May I suggest that you refrain from using logic and common sense when talking about banks. Remember, the "money" used to finance homes was created from nothing, most of the paper was sold to Freddie or Fannie or Bennie or Iceland. What's left is mostly a shell game, like cleaning out the inside of a soft boiled egg to get the very last bits of protein without breaking the container. Such massive greed & gluttony with government sanction becomes righteousness as banksters scramble at trying to collect foreclosure fees, now the obligation of US taxpayers for "servicing and processing" = big money bonuses for banksters and cronies.

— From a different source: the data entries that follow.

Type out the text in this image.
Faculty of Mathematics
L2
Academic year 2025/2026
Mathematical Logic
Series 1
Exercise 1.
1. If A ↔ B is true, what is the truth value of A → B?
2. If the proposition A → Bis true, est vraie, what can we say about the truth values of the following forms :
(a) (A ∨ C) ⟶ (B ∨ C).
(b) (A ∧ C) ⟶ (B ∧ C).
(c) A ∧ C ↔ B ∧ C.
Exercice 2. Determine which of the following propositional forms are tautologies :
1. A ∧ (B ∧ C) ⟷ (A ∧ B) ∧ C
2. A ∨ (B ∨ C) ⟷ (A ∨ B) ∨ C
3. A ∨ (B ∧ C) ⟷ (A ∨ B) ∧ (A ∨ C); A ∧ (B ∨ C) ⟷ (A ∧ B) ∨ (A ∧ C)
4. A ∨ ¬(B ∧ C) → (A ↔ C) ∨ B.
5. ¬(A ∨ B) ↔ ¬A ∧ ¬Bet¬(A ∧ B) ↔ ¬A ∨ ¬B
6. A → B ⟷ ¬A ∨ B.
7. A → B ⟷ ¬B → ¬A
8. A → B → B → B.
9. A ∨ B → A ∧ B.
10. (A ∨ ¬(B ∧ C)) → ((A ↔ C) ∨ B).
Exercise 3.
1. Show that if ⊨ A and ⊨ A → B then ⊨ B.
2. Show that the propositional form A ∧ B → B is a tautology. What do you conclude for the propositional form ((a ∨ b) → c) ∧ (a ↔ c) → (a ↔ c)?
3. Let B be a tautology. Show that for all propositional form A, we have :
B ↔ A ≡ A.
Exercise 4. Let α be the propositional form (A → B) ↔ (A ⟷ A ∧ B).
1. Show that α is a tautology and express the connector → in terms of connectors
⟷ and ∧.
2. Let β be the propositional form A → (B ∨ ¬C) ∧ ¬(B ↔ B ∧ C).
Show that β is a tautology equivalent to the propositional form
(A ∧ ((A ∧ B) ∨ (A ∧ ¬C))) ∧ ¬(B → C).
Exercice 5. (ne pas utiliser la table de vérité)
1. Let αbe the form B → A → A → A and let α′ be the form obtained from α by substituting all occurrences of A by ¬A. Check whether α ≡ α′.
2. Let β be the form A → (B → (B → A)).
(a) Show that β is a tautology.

That is - the reason for that is that home prices are only going to go up. Now, they've never gone down nationwide in our - since we've been keeping track of this.
Franklin Raines
Did you know that the White House drug test is multiple choice?
Rush Limbaugh
MachoMan's picture

Right, but the OP only mentioned properties on the banks' "books"...  We're in agreement on the servicing issue...

Mercury's picture

I bet it spikes right back up in January after the holiday season.  Rates certainly aren't improving the chances of workouts...

chubbar's picture

Can a states attorney general waive an individual homeowners right to have the foreclosure bank follow the state foreclosure law? Can they change the foreclosure law retroactively?

Even if they somehow clean up the robosigning issue, there is still the issue of who has the note (standing to foreclose), non-attorneys signing documents as attorneys, among other issues.

There will be some challenges for the bankers to ramp back up to speed now that everyone is aware of the legal issues in play.

MachoMan's picture

No.  That is an individual right.  However, the AG can make a settlement on behalf of the state for criminal/statutory penalties.  Which would alleviate a large cloud hanging over the banks' heads.  (obviously they can still get rained on like piss out of a boot, but you can't fix everything at once).

macholatte's picture

 ...attorneys general are about to announce a major settlement that will wipe the slate clean...

please elaborate

TexDenim's picture

Hey, if banks can't process documents legally, well then they have no one to blame but themselves. No sympathy for these suckers.